Alas, the time passed with its customary alacrity, and by lunchtime I was back on the bus to Galway, leaving G & S to triumph in the Ennis Open tournament over the coming weekend.  I finished the Singer, duly convinced that we ought to act ethically, though not necessarily for the reasons he gives, and moved onto lighter fare in the form of Rupert Christiansen’s admirable Complete Book of Aunts, certainly a Dahlia rather than an Agatha among books*.  At Galway I deviated, as the chess players (quite innocently) put it, and instead of going up to Sligo took a cross-country bus that runs from Galway to Belfast on Fridays and Sundays only, presumably for the benefit of students.  This was fairly crowded but pleasant enough, though the route, through Roscommon and Longford, showed Ireland rather at its most dismal, with boarded-up houses sprouting gardens of dock, sprawling suburbs of retail warehouses, a sad machinery auction and a half-shorn sheep in a front garden.   Longford, incredibly, has a hairdressing salon called The Hair Trapp, which I’m sure is delightful, stylish and professional, but does seem to illustrate the fact, as yet undiscovered by Apprentice candidates, than not every pun is a good idea.

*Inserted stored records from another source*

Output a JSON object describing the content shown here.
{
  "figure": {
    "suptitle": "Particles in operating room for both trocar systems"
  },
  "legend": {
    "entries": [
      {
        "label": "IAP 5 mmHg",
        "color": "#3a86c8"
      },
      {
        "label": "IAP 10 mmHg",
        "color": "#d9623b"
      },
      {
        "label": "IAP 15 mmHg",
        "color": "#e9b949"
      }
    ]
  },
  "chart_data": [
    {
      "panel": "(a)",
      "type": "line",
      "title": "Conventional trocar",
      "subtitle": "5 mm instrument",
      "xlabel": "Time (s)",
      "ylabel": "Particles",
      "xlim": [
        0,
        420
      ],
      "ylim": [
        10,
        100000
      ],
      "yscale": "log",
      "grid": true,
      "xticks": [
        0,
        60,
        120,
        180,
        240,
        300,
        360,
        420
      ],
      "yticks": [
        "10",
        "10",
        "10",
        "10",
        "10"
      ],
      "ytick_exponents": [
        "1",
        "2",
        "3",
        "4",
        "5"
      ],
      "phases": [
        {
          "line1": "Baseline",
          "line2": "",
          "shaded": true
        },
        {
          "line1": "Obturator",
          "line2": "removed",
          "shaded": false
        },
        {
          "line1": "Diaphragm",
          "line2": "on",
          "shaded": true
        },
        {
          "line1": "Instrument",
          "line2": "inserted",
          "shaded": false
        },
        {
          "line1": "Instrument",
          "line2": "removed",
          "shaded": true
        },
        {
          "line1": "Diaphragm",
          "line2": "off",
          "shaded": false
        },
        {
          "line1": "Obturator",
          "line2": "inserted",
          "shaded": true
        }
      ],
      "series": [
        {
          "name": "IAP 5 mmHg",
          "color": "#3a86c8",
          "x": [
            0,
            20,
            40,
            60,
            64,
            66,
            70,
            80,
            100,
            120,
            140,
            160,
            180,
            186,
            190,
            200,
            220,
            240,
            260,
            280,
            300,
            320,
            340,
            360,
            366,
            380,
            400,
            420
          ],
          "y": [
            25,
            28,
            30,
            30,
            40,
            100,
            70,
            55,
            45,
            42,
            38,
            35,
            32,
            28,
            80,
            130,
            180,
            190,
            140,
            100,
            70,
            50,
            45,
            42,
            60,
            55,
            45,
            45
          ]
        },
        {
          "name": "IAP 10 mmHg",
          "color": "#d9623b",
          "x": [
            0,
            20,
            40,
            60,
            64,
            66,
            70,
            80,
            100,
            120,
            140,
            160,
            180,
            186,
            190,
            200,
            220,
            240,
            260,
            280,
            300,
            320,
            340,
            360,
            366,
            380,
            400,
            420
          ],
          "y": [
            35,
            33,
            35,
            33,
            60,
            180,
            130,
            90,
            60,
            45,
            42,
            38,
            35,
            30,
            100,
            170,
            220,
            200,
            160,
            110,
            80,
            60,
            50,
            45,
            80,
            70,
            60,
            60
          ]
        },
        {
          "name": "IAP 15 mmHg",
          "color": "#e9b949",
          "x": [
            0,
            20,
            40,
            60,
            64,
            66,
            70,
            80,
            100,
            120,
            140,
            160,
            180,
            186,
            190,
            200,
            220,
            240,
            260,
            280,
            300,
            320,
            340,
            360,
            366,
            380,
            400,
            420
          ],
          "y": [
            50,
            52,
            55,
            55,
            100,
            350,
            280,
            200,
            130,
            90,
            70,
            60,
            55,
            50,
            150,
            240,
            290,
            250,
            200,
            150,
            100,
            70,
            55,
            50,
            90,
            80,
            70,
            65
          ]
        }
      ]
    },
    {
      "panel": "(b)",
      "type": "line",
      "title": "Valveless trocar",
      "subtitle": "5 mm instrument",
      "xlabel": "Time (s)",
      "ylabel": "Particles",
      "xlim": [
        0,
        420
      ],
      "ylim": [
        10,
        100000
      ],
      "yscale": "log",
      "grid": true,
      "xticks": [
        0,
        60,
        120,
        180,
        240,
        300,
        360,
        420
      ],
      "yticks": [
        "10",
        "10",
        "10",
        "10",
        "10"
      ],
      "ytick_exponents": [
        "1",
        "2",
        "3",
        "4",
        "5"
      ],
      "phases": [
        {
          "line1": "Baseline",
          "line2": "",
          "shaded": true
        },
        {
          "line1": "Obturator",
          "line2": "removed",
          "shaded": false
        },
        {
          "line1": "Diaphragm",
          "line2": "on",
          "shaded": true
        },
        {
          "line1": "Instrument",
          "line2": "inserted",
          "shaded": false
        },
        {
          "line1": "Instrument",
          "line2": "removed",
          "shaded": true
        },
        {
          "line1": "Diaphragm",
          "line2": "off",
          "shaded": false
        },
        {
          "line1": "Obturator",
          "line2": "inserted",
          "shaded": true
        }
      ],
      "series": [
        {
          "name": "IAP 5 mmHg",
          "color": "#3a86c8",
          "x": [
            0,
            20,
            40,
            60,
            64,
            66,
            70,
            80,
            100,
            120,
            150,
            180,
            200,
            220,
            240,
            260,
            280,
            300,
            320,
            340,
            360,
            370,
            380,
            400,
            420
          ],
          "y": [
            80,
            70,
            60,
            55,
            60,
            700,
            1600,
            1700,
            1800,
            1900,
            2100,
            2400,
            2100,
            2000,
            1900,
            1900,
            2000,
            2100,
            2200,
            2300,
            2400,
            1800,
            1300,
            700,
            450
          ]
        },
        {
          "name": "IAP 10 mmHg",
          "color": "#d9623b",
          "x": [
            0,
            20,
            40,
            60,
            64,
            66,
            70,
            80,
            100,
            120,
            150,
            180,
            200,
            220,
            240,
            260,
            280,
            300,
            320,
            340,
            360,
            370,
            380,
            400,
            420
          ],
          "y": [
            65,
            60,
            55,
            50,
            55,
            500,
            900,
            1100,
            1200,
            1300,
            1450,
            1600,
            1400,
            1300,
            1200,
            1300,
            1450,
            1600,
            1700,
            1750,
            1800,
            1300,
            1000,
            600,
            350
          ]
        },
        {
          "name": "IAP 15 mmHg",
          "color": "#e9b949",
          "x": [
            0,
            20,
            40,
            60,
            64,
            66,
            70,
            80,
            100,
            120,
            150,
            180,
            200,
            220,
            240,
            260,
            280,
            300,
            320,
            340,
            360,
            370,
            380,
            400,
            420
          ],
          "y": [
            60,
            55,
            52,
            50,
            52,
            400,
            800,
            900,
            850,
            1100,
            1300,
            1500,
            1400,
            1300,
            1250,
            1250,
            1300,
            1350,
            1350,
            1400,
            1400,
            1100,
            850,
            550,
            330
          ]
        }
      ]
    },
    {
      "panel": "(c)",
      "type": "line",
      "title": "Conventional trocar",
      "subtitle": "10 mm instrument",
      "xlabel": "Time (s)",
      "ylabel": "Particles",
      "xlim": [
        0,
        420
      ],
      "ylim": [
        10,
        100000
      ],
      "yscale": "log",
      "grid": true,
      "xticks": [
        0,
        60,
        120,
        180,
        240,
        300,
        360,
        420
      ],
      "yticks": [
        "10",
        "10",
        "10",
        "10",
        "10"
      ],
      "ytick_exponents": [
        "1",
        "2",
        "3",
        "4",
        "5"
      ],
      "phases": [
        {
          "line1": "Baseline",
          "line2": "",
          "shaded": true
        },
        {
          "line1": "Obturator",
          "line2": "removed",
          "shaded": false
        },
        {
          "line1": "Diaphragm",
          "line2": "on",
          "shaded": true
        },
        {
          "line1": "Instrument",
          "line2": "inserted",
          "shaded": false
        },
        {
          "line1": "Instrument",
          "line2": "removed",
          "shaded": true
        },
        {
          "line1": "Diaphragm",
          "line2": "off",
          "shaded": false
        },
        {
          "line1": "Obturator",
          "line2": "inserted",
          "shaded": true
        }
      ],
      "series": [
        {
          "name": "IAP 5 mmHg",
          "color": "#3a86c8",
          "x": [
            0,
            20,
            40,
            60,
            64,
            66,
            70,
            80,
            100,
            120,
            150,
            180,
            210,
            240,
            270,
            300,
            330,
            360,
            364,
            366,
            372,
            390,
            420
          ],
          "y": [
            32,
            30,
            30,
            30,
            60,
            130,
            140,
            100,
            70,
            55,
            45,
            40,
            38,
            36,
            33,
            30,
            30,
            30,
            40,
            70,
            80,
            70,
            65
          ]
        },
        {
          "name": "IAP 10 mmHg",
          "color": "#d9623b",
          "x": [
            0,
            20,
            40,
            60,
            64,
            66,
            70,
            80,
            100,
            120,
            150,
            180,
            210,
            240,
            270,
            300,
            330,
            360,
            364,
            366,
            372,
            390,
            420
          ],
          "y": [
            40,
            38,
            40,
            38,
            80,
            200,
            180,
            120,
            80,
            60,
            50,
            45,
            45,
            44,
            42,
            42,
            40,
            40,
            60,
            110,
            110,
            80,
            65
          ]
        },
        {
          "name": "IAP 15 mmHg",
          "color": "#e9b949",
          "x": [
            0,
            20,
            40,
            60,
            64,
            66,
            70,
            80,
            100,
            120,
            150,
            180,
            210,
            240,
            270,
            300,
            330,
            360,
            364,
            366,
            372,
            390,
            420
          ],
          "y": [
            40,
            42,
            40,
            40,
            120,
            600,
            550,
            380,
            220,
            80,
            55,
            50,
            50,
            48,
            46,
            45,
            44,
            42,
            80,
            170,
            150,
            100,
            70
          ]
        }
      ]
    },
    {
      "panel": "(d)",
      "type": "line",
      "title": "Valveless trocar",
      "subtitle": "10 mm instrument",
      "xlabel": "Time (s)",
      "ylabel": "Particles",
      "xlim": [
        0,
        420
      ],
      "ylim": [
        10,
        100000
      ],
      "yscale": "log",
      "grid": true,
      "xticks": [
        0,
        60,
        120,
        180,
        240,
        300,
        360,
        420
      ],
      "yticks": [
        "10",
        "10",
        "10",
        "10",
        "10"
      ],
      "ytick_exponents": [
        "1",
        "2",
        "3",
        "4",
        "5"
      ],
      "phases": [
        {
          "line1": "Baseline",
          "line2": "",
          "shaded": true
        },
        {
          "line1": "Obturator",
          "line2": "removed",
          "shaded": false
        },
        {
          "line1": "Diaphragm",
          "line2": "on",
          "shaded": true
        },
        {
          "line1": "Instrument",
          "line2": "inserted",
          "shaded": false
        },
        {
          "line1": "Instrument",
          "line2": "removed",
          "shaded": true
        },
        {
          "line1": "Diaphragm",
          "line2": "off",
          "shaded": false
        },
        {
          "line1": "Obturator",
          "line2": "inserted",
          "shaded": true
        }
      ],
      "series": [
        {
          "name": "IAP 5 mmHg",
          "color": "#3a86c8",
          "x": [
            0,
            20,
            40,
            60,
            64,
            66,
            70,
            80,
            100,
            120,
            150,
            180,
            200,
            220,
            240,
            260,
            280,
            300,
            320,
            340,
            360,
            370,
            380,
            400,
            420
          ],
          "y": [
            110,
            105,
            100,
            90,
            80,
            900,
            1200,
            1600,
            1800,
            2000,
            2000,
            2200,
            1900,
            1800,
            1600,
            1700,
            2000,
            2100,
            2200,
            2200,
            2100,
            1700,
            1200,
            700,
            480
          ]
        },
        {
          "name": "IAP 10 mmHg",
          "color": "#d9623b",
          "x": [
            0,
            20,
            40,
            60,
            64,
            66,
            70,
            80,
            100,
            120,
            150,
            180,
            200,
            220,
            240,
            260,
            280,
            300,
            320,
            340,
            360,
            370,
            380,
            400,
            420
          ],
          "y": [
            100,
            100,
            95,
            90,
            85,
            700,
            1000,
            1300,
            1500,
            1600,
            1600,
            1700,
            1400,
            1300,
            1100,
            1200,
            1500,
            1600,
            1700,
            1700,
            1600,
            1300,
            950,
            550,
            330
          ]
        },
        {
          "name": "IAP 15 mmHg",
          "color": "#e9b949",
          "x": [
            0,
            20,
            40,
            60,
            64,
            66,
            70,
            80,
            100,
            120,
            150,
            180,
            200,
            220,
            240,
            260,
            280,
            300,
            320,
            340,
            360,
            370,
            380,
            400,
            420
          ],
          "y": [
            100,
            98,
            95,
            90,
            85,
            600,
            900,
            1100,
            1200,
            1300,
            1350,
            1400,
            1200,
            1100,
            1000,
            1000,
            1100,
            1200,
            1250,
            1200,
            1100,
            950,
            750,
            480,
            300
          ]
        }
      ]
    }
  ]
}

Deposited in the familiar surroundings of Cavan bus station, the last leg of the journey was on the Dublin-Donegal route, bringing me into Enniskillen in time for a glass of wine and plate of noodles with M at the Linen Hall.  Where would we inpecunious travellers be without Wetherspoons?  So,

The Moral of the Tale: Even in countries with pretty useless public transport systems like Ireland, even in the rural, underpopulated areas of those countries, even with little time at your disposal, it’s still possible to travel considerable distances reliably, cheaply (€42 euro return, and it would have been less if I’d not been coming back on a Friday) and enjoyably by bus.  Viva Bus Eireann!

 

*Oh dear, don’t you?  Wodehouse, Jeeves, Bertie’s aged relatives – what a treat you have in store.